Most people have to organise the finance to build, renovate, or buy a house. We look at what is likely to impact on your budget, and the options for borrowing.
Work out what you can afford
Before you launch into a building project or start looking for an existing house to buy, you should first work out what you can afford. This means having a realistic idea of your budget, taking into account all the other demands on your income.
Once you have an idea of your spending power you can start to look at houses or start investigating the costs of building.
Tip: Have a look at www.sorted.org.nz, an independent site that will help you organise money matters. It has tools and calculators to help you work out a budget and a loan repayment schedule.
Work out what it will cost
If you intend building, the next step is to get an idea of what you can do within your budget. You can:
- Find out the value of homes and sections in the area where you would like to build by talking to a real estate agent or valuer. The location of the section can have an impact on building costs, as can matters such as ground stability and wind zones.
- Research the cost of all the different materials you like, from the roofing and cladding to bathroom fittings and flooring. Get an idea of the cost of installing them. Some systems are more expensive to install than others.

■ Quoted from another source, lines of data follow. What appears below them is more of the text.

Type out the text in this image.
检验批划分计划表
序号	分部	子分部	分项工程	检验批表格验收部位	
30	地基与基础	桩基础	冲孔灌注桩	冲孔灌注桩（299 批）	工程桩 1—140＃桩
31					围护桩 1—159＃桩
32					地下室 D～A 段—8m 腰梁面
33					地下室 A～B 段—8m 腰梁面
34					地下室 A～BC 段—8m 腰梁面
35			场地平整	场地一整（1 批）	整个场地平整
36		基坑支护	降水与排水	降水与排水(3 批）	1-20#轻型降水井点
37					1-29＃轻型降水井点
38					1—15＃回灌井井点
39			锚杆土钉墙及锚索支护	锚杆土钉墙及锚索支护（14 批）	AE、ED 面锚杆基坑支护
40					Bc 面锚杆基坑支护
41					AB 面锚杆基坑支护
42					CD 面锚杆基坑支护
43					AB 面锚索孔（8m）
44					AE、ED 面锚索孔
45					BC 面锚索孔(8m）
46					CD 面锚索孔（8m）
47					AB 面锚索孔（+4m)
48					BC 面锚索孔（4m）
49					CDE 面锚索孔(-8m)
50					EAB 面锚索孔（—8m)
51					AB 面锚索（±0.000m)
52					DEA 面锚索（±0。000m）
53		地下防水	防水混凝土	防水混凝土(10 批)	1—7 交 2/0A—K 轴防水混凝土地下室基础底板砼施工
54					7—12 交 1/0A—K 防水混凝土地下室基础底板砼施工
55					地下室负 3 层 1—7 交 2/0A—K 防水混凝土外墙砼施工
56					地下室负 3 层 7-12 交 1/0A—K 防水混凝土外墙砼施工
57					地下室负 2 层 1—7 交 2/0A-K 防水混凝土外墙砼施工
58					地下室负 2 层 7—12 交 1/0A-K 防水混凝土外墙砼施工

- Decide how much you will be doing yourself and how much you will be paying other people to do. Be realistic. Building invariably takes longer than you think. You might think you are saving money by doing it yourself but if you are not competent you could end up paying someone else to fix your mistakes.

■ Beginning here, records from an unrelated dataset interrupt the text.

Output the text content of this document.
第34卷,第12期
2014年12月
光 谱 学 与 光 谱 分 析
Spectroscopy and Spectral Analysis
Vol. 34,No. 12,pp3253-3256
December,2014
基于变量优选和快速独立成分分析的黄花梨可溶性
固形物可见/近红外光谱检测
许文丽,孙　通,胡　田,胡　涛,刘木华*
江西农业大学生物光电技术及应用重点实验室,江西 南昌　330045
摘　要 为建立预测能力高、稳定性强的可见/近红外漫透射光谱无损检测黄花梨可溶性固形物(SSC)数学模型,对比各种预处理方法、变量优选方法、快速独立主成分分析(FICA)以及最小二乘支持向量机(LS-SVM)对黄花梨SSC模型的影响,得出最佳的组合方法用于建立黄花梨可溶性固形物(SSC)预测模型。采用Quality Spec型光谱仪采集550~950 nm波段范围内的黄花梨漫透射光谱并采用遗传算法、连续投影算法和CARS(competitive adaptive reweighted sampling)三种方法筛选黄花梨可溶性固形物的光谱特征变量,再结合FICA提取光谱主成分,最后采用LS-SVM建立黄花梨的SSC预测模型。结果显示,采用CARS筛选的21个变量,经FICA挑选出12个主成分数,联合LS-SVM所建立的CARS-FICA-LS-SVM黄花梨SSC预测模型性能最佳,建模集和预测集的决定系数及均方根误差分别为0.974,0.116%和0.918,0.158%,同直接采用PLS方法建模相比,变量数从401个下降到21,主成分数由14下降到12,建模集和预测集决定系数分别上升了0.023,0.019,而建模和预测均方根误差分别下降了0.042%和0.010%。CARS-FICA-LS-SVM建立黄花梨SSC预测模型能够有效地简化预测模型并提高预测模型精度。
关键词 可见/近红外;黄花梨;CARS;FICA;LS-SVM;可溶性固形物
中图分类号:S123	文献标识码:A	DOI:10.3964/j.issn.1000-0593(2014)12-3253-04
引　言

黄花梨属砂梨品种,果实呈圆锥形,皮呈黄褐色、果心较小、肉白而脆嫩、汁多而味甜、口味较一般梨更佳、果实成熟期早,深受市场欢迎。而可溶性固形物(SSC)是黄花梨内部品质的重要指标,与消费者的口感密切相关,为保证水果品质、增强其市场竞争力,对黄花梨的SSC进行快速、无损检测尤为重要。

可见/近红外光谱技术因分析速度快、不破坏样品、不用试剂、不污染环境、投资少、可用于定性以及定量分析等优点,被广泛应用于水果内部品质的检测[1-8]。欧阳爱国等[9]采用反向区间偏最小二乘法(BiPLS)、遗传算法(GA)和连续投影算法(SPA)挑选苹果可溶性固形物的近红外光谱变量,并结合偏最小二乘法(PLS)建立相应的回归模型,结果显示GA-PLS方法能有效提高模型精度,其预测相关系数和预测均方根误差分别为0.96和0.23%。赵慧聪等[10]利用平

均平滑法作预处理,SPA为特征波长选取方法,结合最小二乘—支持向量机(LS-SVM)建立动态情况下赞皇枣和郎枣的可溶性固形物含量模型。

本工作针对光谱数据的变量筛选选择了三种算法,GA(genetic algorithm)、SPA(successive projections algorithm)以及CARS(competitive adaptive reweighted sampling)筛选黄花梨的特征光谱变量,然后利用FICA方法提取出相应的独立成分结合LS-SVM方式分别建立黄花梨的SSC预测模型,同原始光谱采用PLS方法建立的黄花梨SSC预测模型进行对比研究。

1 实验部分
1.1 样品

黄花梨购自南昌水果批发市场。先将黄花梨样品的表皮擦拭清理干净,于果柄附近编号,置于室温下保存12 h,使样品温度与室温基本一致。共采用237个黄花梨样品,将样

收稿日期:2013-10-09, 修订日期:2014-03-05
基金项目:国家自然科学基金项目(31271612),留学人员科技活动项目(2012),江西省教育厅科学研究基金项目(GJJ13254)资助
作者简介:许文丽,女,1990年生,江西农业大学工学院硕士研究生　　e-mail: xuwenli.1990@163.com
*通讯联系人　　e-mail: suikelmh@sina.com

- Work out what new appliances you need and get prices.
- Find out what builders and designers charge. Ask them if you can see other houses they have designed or built, and what those cost.

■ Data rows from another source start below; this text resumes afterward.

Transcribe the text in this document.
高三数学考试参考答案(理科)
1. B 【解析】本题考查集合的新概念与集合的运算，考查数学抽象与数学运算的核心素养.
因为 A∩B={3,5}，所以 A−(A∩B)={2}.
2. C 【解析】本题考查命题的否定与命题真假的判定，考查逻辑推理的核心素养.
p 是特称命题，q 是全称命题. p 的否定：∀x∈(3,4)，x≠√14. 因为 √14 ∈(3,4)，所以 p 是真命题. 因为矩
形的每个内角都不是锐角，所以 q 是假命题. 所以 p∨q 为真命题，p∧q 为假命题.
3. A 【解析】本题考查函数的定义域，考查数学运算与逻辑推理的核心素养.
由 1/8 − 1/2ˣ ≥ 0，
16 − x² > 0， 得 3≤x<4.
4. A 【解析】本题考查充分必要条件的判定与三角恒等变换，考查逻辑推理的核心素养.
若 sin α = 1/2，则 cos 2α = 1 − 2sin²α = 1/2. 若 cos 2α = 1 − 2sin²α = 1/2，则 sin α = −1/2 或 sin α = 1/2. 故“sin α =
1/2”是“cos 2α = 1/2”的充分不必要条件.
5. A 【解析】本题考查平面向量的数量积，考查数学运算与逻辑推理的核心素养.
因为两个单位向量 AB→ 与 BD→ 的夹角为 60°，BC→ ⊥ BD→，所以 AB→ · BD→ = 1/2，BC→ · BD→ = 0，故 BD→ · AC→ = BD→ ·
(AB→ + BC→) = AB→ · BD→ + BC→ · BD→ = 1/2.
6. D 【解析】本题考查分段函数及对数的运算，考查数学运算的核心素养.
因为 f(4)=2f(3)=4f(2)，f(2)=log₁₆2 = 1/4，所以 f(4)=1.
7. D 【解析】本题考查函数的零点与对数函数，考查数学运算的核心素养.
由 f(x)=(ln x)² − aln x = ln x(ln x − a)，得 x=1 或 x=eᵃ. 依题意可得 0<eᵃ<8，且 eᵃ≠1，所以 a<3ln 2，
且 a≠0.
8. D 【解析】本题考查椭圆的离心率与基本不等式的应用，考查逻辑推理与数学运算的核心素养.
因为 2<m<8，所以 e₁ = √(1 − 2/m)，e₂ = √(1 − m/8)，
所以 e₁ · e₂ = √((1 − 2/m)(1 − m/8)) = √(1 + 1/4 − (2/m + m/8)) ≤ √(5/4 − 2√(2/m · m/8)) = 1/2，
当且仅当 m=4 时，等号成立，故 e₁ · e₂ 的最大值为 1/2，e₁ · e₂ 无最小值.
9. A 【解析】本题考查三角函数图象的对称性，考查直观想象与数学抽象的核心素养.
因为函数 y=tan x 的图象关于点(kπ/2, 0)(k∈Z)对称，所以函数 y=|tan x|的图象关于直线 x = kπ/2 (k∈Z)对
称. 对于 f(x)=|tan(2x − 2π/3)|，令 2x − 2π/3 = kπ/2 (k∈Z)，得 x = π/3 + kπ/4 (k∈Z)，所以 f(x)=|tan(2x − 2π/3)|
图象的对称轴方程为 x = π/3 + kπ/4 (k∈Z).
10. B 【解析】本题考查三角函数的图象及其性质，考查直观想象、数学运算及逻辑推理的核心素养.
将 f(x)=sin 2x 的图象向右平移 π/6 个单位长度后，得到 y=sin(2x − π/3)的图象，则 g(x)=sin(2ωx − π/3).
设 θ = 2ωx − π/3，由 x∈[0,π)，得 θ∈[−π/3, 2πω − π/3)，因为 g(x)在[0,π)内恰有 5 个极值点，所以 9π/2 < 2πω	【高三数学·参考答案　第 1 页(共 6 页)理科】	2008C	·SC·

When you are talking to builders and designers, explain what you want to do. They have access to the latest building information on a per metre rate, and should be able to give you a ballpark figure.
Armed with this information you should get a reasonable idea of how much the total project is going to cost. Be prepared to prioritise. Make a list of what you consider ‘must haves’ and what might need to be reconsidered or deferred to stay within budget.
Effect of design features on costs
The design of the house will affect building costs. For example, it will cost more to build a house with a complicated roof and exterior wall design than a simpler house. Interior design involving higher ceilings, or lots of walls, windows and doors will add to costs. Have a look at Features and materials for ideas.
The type of design detail will also make a difference to how much you pay your architect or designer.
However, a good designer should be able to work within your budget to produce something that suits your needs, within reason. Some design aspects will actually save you money in the long-term. Passive energy design features like orientation of the house and large north-facing windows will save you money in heating costs. Spending a little more on good insulation will also save on heating costs.
Whether you are building or buying, once you have a good idea of what you can do within your budget, you need to start talking seriously to a bank, mortgage broker or other lenders.
Consumer has detailed information on the types of mortgages available, including the latest interest rates, how to apply for a mortgage, how to make a complaint if you are not satisfied with the service you receive, and how to reduce your payments. Some of this information is free, but for some you will need to be a member.
It is becoming more common for people to borrow money from organisations other than banks. These are known as non-bank or non-formula lenders. If you have been turned down by the banks, this may be an option, but if you are a risky proposition for the lender, you are likely to pay higher interest rates and fees. They may lend a smaller percentage of the property’s value than banks usually provide, so you may have to top up the difference some other way.
However, non-formula lenders can be a good option for people who want to pay off their mortgage more quickly. Some of these organisations encourage fast repayment. They may provide budgeting packages and consultants to keep an eye on you. And they may have schemes to help your debt reduce, for example, having your salary direct-credited to your mortgage account.
Many banks will require you to have some sort of mortgage repayment insurance. This is usually achieved by assigning your life insurance policy to the bank.
A loan option to be wary of is a scheme whereby a middleman - for example, a real estate investor - buys a property and then offers you credit to buy the property. These schemes are known by a variety of names including wrap-around mortgages, rent-to-buy, lease options, vendor finance, or installment sales contracts.
The problem with these schemes is that you don’t own the property until you finish paying, so you can’t sell and move somewhere else, or refinance, and if the middleman goes broke you will lose all the money you’ve invested.